Conversely, fewer individuals who had versus had not discussed treatment goals reported that their best improvement in symptoms was 20% or lower, at 22.9% versus 36.6%.
And in logistic regression analyses, treatment discussions were associated with a significant 1.8-fold increased likelihood of reaching very high levels of improved disease activity (≥90%).
The proportions reporting treatment satisfaction were 86% in the group that had discussed treatment goals and 63% in the group who had not, corresponding to a significant 3.4-fold increased likelihood for treatment satisfaction in favor of having treatment discussions.
Despite differences in disease outcomes between the two groups, both were largely in favor of using RA goal-setting tools with their provider. Specifically, 80% of the group who had previously had treatment discussions and 78% of the group who had not had such dialogs answered that they would be likely or very likely to use materials that “could help you and your provider work together to set treatment goals.”

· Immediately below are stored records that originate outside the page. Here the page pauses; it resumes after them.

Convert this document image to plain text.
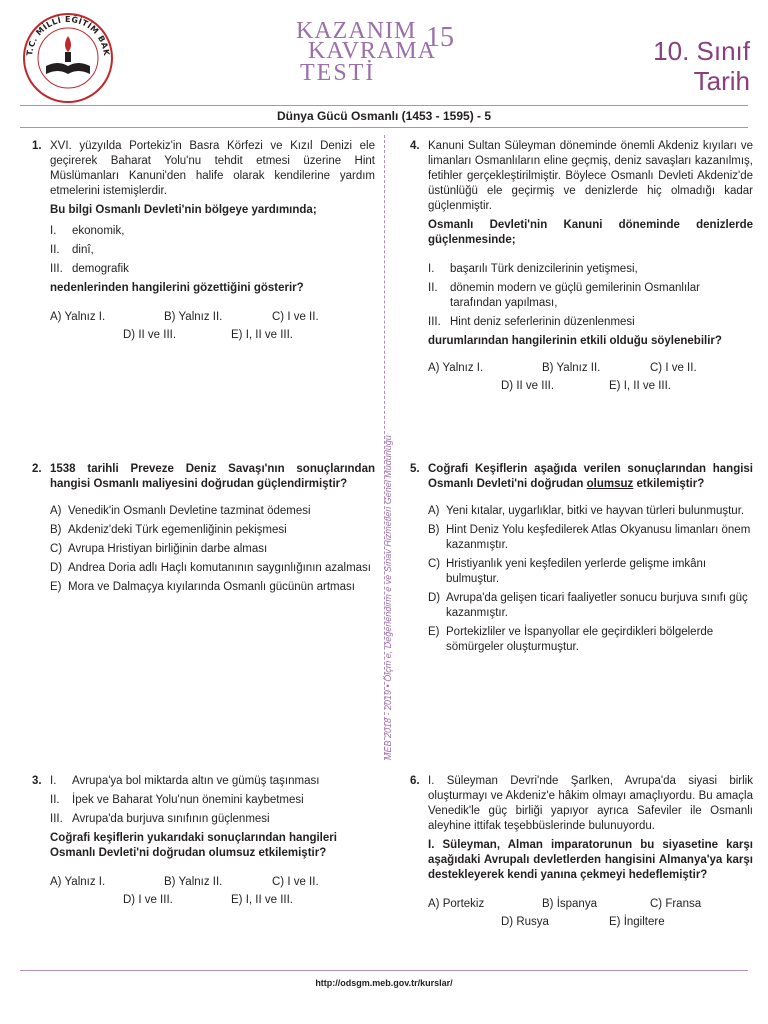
T.C. MİLLİ EĞİTİM BAK
KAZANIM
KAVRAMA
TESTİ
15	10. Sınıf
Tarih
Dünya Gücü Osmanlı (1453 - 1595) - 5
MEB 2018 - 2019 • Ölçm e, Değerlendirm e ve Sınav Hizmetleri Genel Müdürlüğü
1. XVI. yüzyılda Portekiz'in Basra Körfezi ve Kızıl Denizi ele geçirerek Baharat Yolu'nu tehdit etmesi üzerine Hint Müslümanları Kanuni'den halife olarak kendilerine yardım etmelerini istemişlerdir.
Bu bilgi Osmanlı Devleti'nin bölgeye yardımında;
I.	ekonomik,
II.	dinî,
III. demografik
nedenlerinden hangilerini gözettiğini gösterir?
A) Yalnız I.	B) Yalnız II.	C) I ve II.
D) II ve III.	E) I, II ve III.
2. 1538 tarihli Preveze Deniz Savaşı'nın sonuçlarından hangisi Osmanlı maliyesini doğrudan güçlendirmiştir?
A) Venedik'in Osmanlı Devletine tazminat ödemesi
B) Akdeniz'deki Türk egemenliğinin pekişmesi
C) Avrupa Hristiyan birliğinin darbe alması
D) Andrea Doria adlı Haçlı komutanının saygınlığının azalması
E) Mora ve Dalmaçya kıyılarında Osmanlı gücünün artması
3. I.	Avrupa'ya bol miktarda altın ve gümüş taşınması
II.	İpek ve Baharat Yolu'nun önemini kaybetmesi
III. Avrupa'da burjuva sınıfının güçlenmesi
Coğrafi keşiflerin yukarıdaki sonuçlarından hangileri Osmanlı Devleti'ni doğrudan olumsuz etkilemiştir?
A) Yalnız I.	B) Yalnız II.	C) I ve II.
D) I ve III.	E) I, II ve III.
4. Kanuni Sultan Süleyman döneminde önemli Akdeniz kıyıları ve limanları Osmanlıların eline geçmiş, deniz savaşları kazanılmış, fetihler gerçekleştirilmiştir. Böylece Osmanlı Devleti Akdeniz'de üstünlüğü ele geçirmiş ve denizlerde hiç olmadığı kadar güçlenmiştir.
Osmanlı Devleti'nin Kanuni döneminde denizlerde güçlenmesinde;
I.	başarılı Türk denizcilerinin yetişmesi,
II.	dönemin modern ve güçlü gemilerinin Osmanlılar tarafından yapılması,
III. Hint deniz seferlerinin düzenlenmesi
durumlarından hangilerinin etkili olduğu söylenebilir?
A) Yalnız I.	B) Yalnız II.	C) I ve II.
D) II ve III.	E) I, II ve III.
5. Coğrafi Keşiflerin aşağıda verilen sonuçlarından hangisi Osmanlı Devleti'ni doğrudan olumsuz etkilemiştir?
A) Yeni kıtalar, uygarlıklar, bitki ve hayvan türleri bulunmuştur.
B) Hint Deniz Yolu keşfedilerek Atlas Okyanusu limanları önem kazanmıştır.
C) Hristiyanlık yeni keşfedilen yerlerde gelişme imkânı bulmuştur.
D) Avrupa'da gelişen ticari faaliyetler sonucu burjuva sınıfı güç kazanmıştır.
E) Portekizliler ve İspanyollar ele geçirdikleri bölgelerde sömürgeler oluşturmuştur.
6. I. Süleyman Devri'nde Şarlken, Avrupa'da siyasi birlik oluşturmayı ve Akdeniz'e hâkim olmayı amaçlıyordu. Bu amaçla Venedik'le güç birliği yapıyor ayrıca Safeviler ile Osmanlı aleyhine ittifak teşebbüslerinde bulunuyordu.
I. Süleyman, Alman imparatorunun bu siyasetine karşı aşağıdaki Avrupalı devletlerden hangisini Almanya'ya karşı destekleyerek kendi yanına çekmeyi hedeflemiştir?
A) Portekiz	B) İspanya	C) Fransa
D) Rusya	E) İngiltere
http://odsgm.meb.gov.tr/kurslar/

O’Neill and team acknowledge that the reliance on patient self-reports and accurate recall may be a limitation of the study, but they point out that “understanding and recalling specific conversations about treatment goal-setting may be an indicator of effective [shared-decision making] and a high level of patient participation.”
They conclude: “Patient partnership in treatment decisions appears to be a key aspect of [treat-to-target] success, demonstrated by the overwhelming relationship between shared treatment goal discussions and patient satisfaction.”